Malgré la prédominance des dépôts bancaires, on observe une variété dans leurs placements. Elle correspond à celle des produits offerts non seulement par les réseaux bancaires et les sociétés de gestion d’actifs affiliées, mais aussi par des sociétés de courtage, des trust companies et des compagnies d’assurance, affiliées ou non aux banques. Cette variété reflète la rapidité de la transformation du paysage financier chinois qui est sans doute inégalée, sur une période d’une trentaine d’années, dans les pays développés. Au sein de la catégorie des fonds mutuels, la gamme est complète : fonds monétaires, actions, obligataires, diversifiés (balanced), garantis, indiciels, produits permettant l’investissement à l’étranger (QDII et
Une grande volatilité de la part strictement financière de l’épargne résulte de cette préférence pour le court terme et de la variété des produits offerts. Cette volatilité peut parfois être forte : il n’est pas rare de voir des désinvestissements massifs après quelques mois ou après une période de blocage destinée à organiser l’investissement des fonds collectés par les gérants concernés, et les sommes ainsi désinvesties se reporter vers de nouveaux produits dont le marketing est davantage attractif. Elle est renforcée par une presse financière comparative développée et le recours à des outils internet tant par les clients que par les professionnels en agence, qui n’a rien à envier à ce qui est disponible en Europe.
La distribution des fonds mutuels est très largement dans les mains des quatre grands réseaux (ICBC, CCB, BoC et ABC). C’est aussi le cas pour les produits de « wealth management » même si d’autres établissements (BoComm, Minsheng…) y contribuent. L’industrie de la gestion d’actifs offre une plus grande dispersion des intervenants ; elle est aussi caractérisée par une présence marquée des acteurs étrangers en joint-venture avec des partenaires chinois majoritaires, les établissements français tenant leur place (Fortune SG, ABC-CA, HFT pour BNPP, AXA-SPDB…)
Les contradictions pesant sur l’épargne chinoise
À terme, il est souhaitable de voir l’épargne financière des ménages chinois gagner en durée de détention et en stabilité – phénomènes qui assureront une plus grande stabilité des marchés financiers et un plus grand confort de gestion aux gérants. Il est également nécessaire que le monde souvent opaque du shadow banking se rapproche des usages de celui des fonds mutuels qui est soumis à une réglementation comparable à celle des pays développés.

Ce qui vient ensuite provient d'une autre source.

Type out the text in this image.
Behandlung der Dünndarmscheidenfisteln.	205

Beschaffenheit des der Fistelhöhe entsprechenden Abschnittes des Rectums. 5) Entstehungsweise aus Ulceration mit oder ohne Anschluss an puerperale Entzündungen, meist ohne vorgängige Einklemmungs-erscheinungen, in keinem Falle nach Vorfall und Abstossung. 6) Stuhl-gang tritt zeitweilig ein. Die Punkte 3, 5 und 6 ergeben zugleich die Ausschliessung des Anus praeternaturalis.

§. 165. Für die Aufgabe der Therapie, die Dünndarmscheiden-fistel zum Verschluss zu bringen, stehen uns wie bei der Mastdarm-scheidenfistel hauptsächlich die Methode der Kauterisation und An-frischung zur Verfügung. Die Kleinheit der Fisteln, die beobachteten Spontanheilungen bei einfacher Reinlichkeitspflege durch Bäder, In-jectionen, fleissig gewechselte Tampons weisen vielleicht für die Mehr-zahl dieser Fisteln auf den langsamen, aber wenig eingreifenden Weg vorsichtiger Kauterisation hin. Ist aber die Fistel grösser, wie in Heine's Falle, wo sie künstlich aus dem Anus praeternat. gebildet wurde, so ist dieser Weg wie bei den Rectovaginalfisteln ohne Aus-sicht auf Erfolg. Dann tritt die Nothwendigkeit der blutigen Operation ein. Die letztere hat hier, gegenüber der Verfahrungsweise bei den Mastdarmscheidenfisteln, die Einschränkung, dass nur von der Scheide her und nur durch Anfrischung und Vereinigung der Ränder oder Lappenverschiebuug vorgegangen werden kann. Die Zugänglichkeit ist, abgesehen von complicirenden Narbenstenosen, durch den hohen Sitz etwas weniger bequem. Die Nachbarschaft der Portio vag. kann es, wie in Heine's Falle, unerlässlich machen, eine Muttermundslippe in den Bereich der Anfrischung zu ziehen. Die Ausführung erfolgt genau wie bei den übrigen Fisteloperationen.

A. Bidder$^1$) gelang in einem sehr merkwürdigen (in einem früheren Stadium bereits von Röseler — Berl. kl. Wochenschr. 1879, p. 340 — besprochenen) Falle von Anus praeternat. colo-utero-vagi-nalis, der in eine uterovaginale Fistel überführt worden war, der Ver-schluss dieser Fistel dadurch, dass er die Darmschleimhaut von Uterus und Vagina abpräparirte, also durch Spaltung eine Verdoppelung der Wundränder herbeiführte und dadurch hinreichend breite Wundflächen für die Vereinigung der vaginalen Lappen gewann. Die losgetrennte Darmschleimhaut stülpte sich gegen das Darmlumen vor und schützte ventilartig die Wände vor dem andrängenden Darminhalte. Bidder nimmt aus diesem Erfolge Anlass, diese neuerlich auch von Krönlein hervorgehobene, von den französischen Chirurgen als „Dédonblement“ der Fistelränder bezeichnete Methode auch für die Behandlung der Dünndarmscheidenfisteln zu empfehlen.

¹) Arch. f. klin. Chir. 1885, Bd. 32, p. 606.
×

Il est probable que les épargnants chinois pourront progressivement investir ailleurs que sur les marchés financiers locaux, et que la distinction entre produits investis sur les marchés locaux et QDII s’estompera. La crise financière chinoise qui s’est déclenchée pendant l’été 2015 complique cette évolution ; confrontées à des investisseurs cherchant des actifs en monnaies étrangères, les autorités monétaires veulent contrôler leurs flux et hésitent à précipiter davantage l’internationalisation et la libéralisation des marchés financiers locaux et du yuan.
Enfin l’évolution de l’épargne des ménages peut être influencée dans les années à venir par les orientations économiques des Pouvoirs publics. À l’instar de leurs homologues japonais à la fin des années 1980 et coréens plus récemment, ils incitent leurs concitoyens à consommer davantage pour soutenir la croissance, et s’appuient sur les nouvelles habitudes de consommation des jeunes générations. Toutefois ces appels à dépenser se heurtent à la nécessité de maintenir un taux d’épargne compatible avec un besoin élevé d’investissement privé et public, lui-même moins dépendant de l’endettement et faisant donc plus appel aux fonds propres, ainsi qu’aux contraintes des ménages en termes de logement, d’éducation et de santé. L’équilibre entre ces nécessités contradictoires aura un effet certain sur l’épargne dans la Chine qui émergera de la période actuelle de transition.